Musings: I Kill the Mockingbird by Paul Acampora


I Kill the Mockingbird by Paul Acampora
Square Fish, 2015
ISBN-13: 978-1250068088
Available: Hardcover, paperback, Kindle edition

I will preface this by saying it is not horror. It is, however, an amazing middle school/YA title that book lovers of all ages ought to know about, and I personally loved it.

I Kill the Mockingbird  examines the effects of hope, love, grief, and literature on the lives of three teenagers who decide to become literary saboteurs as a tribute to their recently deceased English teacher, Fat Bob, who intended to assign just one book(his favorite) as summer reading: To Kill a Mockingbird. Lucy, Michael, and Elena are best friends and book lovers looking forward to summer reading, but as school lets out, the other students are unenthusiastic. Lucy devises a plan to get people reading To Kill a Mockingbird, and enlists Michael and Elena to help. The three of them decide to secretly create and publicize a conspiracy to make it impossible to find a copy of the book, traveling by bus to libraries and bookstores to hide all copies of To Kill a Mockingbird, and leaving flyers behind that advertise a website they’ve built to create buzz about their conspiracy. Taking advantage of Twitter, Facebook, and other social media channels, their little conspiracy rockets out of control as they build a following all over the country, with copycats hiding the book in other communities and demand for copies of To Kill a Mockingbird rising. Lucy’s summer also involves more personal grief, uncertainty, and growth, as she deals with her feelings when her mother returns home after a protracted and nearly fatal battle with cancer and considers whether she’s willing to risk her friendship with Michael by taking it a step further.

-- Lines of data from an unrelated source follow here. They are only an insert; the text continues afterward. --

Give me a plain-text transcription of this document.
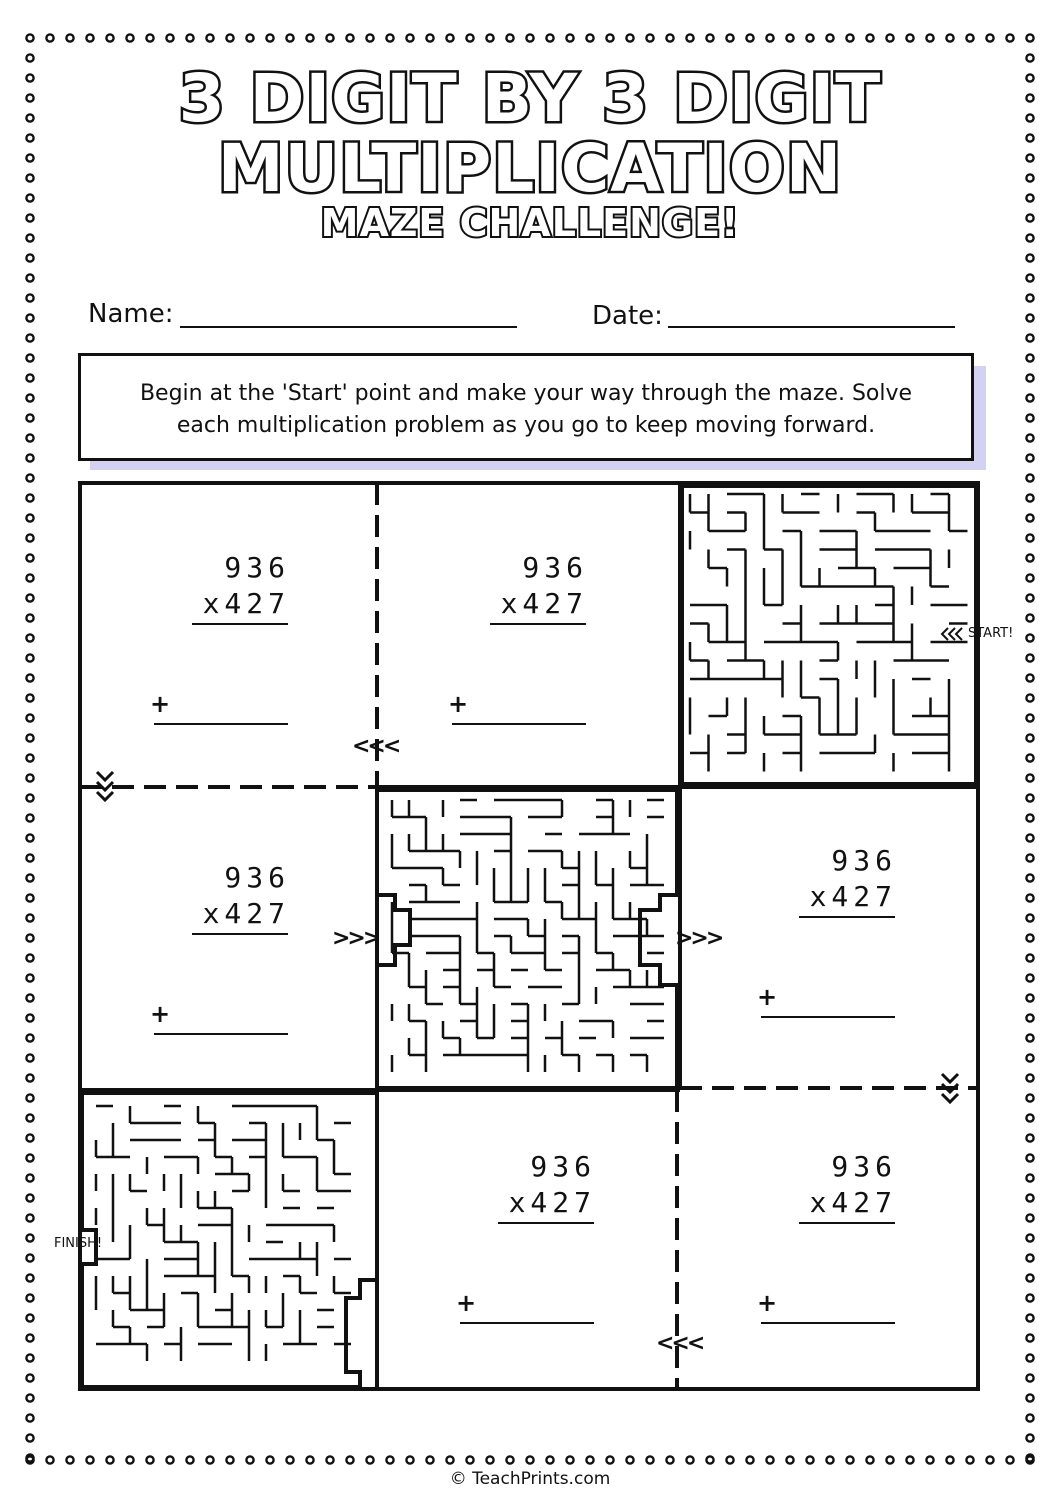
3 DIGIT BY 3 DIGIT
MULTIPLICATION
MAZE CHALLENGE!
Name:	Date:

Begin at the 'Start' point and make your way through the maze. Solve
each multiplication problem as you go to keep moving forward.

936
x427
+
936
x427
+
936
x427
+
936
x427
+
936
x427
+
936
x427
+
<<<
<<<
>>>	>>>
START!
FINISH!
© TeachPrints.com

It’s wonderful to see how the lives and families of these three friends are so integrated and familiar with each other, and to see how independent and motivated these kids are, in a world where relationships seem to be fragmented by distance, overscheduling, and social media. And as a book lover, and someone who really believes in getting people (and especially kids) engaged in reading, this was an absolute joy to me. While the plot is well-paced, and the book is a quick read, books, reading, and discussions of the ideas in books (and especially in To Kill a Mockingbird) also have a major role. However, while these are integral, they are not didactic– exactly the kind of thing you would hope to see in the lives of book-loving teens and their families. Near the end of the book there is also a really fascinating part where the characters debate whether burning books, even library rejects, is ever acceptable. The practical application of this is never tested, though, leaving us to struggle with our own answer to that question.

The characters were complicated and enjoyable, the plot was original, and the story of these three teens as they grow and change, and change the world, during the summer between the end of middle school and the beginning of high school, just lifted my heart. I Kill the Mockingbird is a thoughtful, funny, sad, and inspiring book that offers no easy answers, and just might make you crack open a copy of To Kill a Mockingbird yourself.

As a final note, the publisher suggests this as an appropriate book for ages 10-14. On its own, I agree that this is appropriate for this age group, and would include older teens as well. However, I can see this book inspiring kids to try To Kill a Mockingbird, and some 10 year olds are still in fourth grade. Even Fat Bob, the eighth grade teacher in this book, suggests that it can be best read and understood after eighth grade. I suggest that discussion of this would be warranted with elementary aged children interested in taking this further.